このプロジェクトでは、総会など年に数回集まる機会があるのですが、そこでは商品開発や発売状況などの報告を密にしたり、メンバーとのコミュニケーションをとったりすることに力を入れてきました。商品の発売が実現するまでは生産者さんも「本当に商品なんて出せるの?」と半信半疑だったと思うんです。それを実際に商品化したことで、生産者さんとのつながりもより深くなったと感じています。最近は、「京檸檬」以外の農作物もこの生産者さんから買ってみようとか、逆に生産者さんからはうちは田んぼもあるから来てみる?といった会話がでたりして、双方向で今後も色々な可能性が広がっていきそうな気がしています。

消費者の方からも、『寶CRAFT<京檸檬>』は食事と合わせやすいといった声をいただいています。これからもお客様に選んで、飲んでいただくことが商品の継続、そして「京檸檬」のブランディングにつながると思うので、京都のお土産や飲食店で楽しんでいただける商品にしていきたいと考えています。

一般社団法人京檸檬プロジェクト協議会での総会の様子

『寶CRAFT<京檸檬>』が第7回エコプロアワードで財務大臣賞受賞!地域に根差した商品としていつまでも愛される存在に

クラフトチューハイを通じて、耕地放棄地の利活用やフードロス削減など、サステナブルな取組を実施してきた宝酒造様に、今後の展望についてお聞きしました。

【インタビュー内容】
京都にレモンの産地をつくるという宝酒造としても初の試みとして、商品開発だけでなく、プロジェクト開始当初はレモンの木を植え、その木が5年、6年と経ってすごく大きく成長している姿を見たときは、とても感動したのを覚えています。個人としても京都がレモンの産地になっていくプロセスに携われるなんて「なんか凄いな」と、感慨深いものがあります。社内でも、産地を一からつくるという取組に興味のある社員は多いと思いますね。最近では、宝グループホームページにおいてサステナビリティに対する取組を紹介するページにも掲載されました。
また、先日『寶CRAFT<京檸檬>』の取組が、一般社団法人サステナブル経営推進機構様が主催する第7回エコプロアワードにて、財務大臣賞を受賞することができました。社内外問わず様々な形で自分たちの取組が取り上げられることは、多くの方々に知ってもらえる取組になってきたんだなと実感でき、嬉しいです。

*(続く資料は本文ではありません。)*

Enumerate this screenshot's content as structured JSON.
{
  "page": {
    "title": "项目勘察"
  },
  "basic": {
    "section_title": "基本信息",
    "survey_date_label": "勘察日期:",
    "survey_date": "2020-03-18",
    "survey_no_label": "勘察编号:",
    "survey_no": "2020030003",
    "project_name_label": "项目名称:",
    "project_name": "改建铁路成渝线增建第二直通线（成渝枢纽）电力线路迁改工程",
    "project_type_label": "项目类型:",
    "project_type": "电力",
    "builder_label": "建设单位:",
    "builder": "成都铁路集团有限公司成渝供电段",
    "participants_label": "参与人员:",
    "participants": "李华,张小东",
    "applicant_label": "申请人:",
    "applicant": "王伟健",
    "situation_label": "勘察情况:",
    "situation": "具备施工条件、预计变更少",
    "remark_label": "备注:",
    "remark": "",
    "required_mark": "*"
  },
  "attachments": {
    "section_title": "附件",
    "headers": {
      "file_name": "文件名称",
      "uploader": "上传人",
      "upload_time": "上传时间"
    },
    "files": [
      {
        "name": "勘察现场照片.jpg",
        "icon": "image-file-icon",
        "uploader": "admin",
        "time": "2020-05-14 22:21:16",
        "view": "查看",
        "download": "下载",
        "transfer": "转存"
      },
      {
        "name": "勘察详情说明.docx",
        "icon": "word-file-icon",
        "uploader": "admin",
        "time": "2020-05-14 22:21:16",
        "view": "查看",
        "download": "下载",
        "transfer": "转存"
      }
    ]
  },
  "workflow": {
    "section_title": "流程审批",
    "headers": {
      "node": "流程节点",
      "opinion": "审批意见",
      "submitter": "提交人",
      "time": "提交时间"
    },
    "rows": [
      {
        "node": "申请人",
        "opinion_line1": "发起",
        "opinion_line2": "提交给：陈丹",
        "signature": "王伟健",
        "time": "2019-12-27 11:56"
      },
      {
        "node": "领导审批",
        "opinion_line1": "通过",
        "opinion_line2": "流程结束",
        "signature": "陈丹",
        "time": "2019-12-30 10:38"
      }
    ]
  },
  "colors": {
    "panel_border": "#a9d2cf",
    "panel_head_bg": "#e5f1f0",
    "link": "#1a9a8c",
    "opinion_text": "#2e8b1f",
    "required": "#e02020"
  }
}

『寶CRAFT』シリーズは地域限定発売なので、全国どこでも購入できるものではありませんが、だからこそ、面白みがあります。例えば、今回の「京檸檬」と、これまでに商品化してきた千葉の「南房総レモン」、東京の「小笠原島レモン」では、同じレモンでも品種や育つ土壌も違いますし、収穫時期も異なるので、同じ果実でも味がまったく違うんです。様々な要素が絡み合って、各エリアの違いが出てくるんです。
美味しいからどこでも買えるようにしてほしいとのお声もいただきますが、そこは『寶CRAFT』の理念である、地域経済への貢献のために今後も限定商品として楽しんでいただき、愛され続けるような商品になると嬉しいです。地方に行った際には、ぜひ飲み比べをしてみてほしいですね。

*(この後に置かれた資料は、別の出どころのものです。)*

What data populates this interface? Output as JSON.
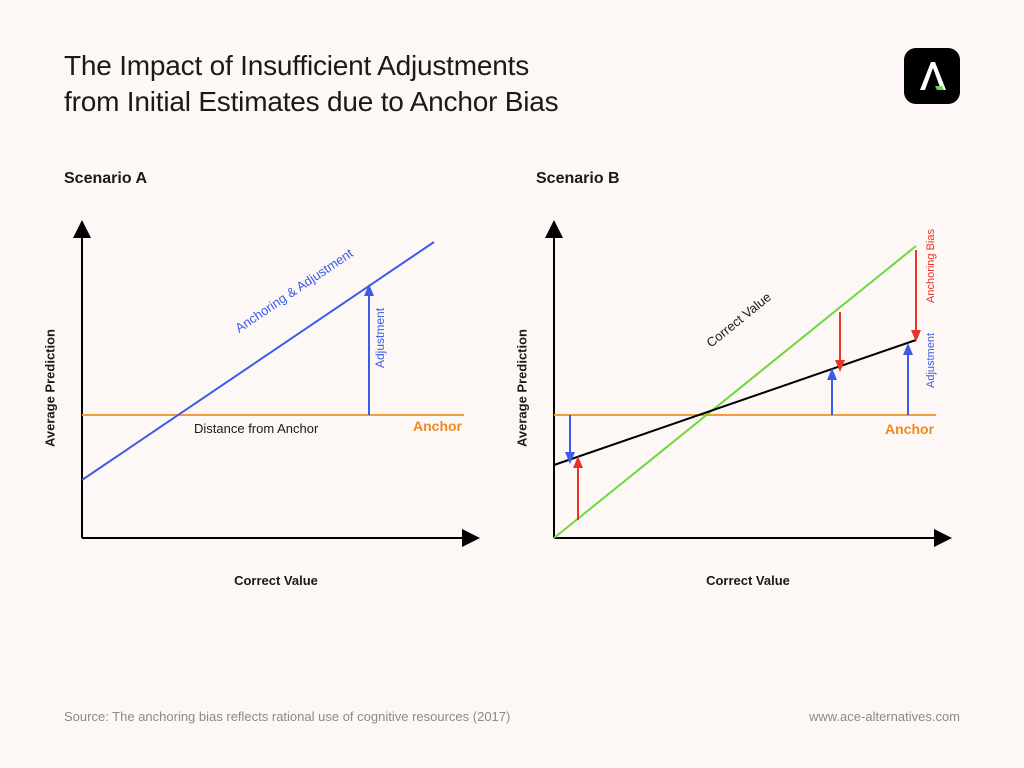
{
  "title_line1": "The Impact of Insufficient Adjustments",
  "title_line2": "from Initial Estimates due to Anchor Bias",
  "logo_letter": "A",
  "scenario_a": {
    "label": "Scenario A",
    "y_axis": "Average Prediction",
    "x_axis": "Correct Value",
    "diag_label": "Anchoring & Adjustment",
    "anchor_label": "Anchor",
    "distance_label": "Distance from Anchor",
    "adjustment_label": "Adjustment"
  },
  "scenario_b": {
    "label": "Scenario B",
    "y_axis": "Average Prediction",
    "x_axis": "Correct Value",
    "correct_label": "Correct Value",
    "anchor_label": "Anchor",
    "adjustment_label": "Adjustment",
    "bias_label": "Anchoring Bias"
  },
  "source": "Source: The anchoring bias reflects rational use of cognitive resources (2017)",
  "website": "www.ace-alternatives.com",
  "chart_data": {
    "type": "line",
    "note": "Conceptual diagram, axes unscaled (no numeric ticks). Coordinates normalized 0..1 on each axis.",
    "anchor_y": 0.42,
    "scenario_a": {
      "anchoring_adjustment_line": {
        "x": [
          0.0,
          0.92
        ],
        "y": [
          0.2,
          0.97
        ]
      },
      "anchor_line": {
        "y": 0.42
      },
      "adjustment_arrow": {
        "x": 0.74,
        "y_from": 0.42,
        "y_to": 0.82
      }
    },
    "scenario_b": {
      "correct_value_line": {
        "x": [
          0.0,
          0.95
        ],
        "y": [
          0.0,
          0.95
        ],
        "color": "green"
      },
      "prediction_line": {
        "x": [
          0.0,
          0.95
        ],
        "y": [
          0.25,
          0.65
        ],
        "color": "black"
      },
      "anchor_line": {
        "y": 0.42,
        "color": "orange"
      },
      "adjustment_arrows": [
        {
          "x": 0.05,
          "y_from": 0.42,
          "y_to": 0.27,
          "color": "blue"
        },
        {
          "x": 0.73,
          "y_from": 0.42,
          "y_to": 0.56,
          "color": "blue"
        },
        {
          "x": 0.93,
          "y_from": 0.42,
          "y_to": 0.64,
          "color": "blue"
        }
      ],
      "bias_arrows": [
        {
          "x": 0.07,
          "y_from": 0.07,
          "y_to": 0.27,
          "color": "red"
        },
        {
          "x": 0.75,
          "y_from": 0.75,
          "y_to": 0.57,
          "color": "red"
        },
        {
          "x": 0.95,
          "y_from": 0.95,
          "y_to": 0.65,
          "color": "red"
        }
      ]
    }
  }
}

『寶CRAFT<京檸檬>』という商品を世に送り出すことができたので、次の目標は、消費者の皆様に購入していただいて、それが生産者さんや地域経済の振興につながって、盛り上がってほしいということです。
また、私自身も個人として将来農業をやってみたいと思っていて、機会があれば新たな産地づくりにも関わっていきたいと考えています。『寶CRAFT』シリーズでも多くの種類を商品化していて、レモンと同様に産地ごとに味の違いを楽しめる、柚子の栽培や産地づくりをやってみたいですね。自分の生まれた町が柚子の産地ということもあり、親近感があります。それに、柚子は世界的に注目されている果物でもあり、輸出も増えていますから、日本の主要な輸出農産物になり得るのではないかと可能性を感じています。少子高齢化で柚子生産者は減少傾向にあるそうですが、こうした課題を解決し、活性化することは大きな価値あることではないかと考えています。
今後もチューハイを通じた社会貢献として、これまでに培った経験や知見を活かし、引き続き全国の耕作放棄地やフードロス削減などに宝グループ全体として取組んでいけたらいいなと思っています。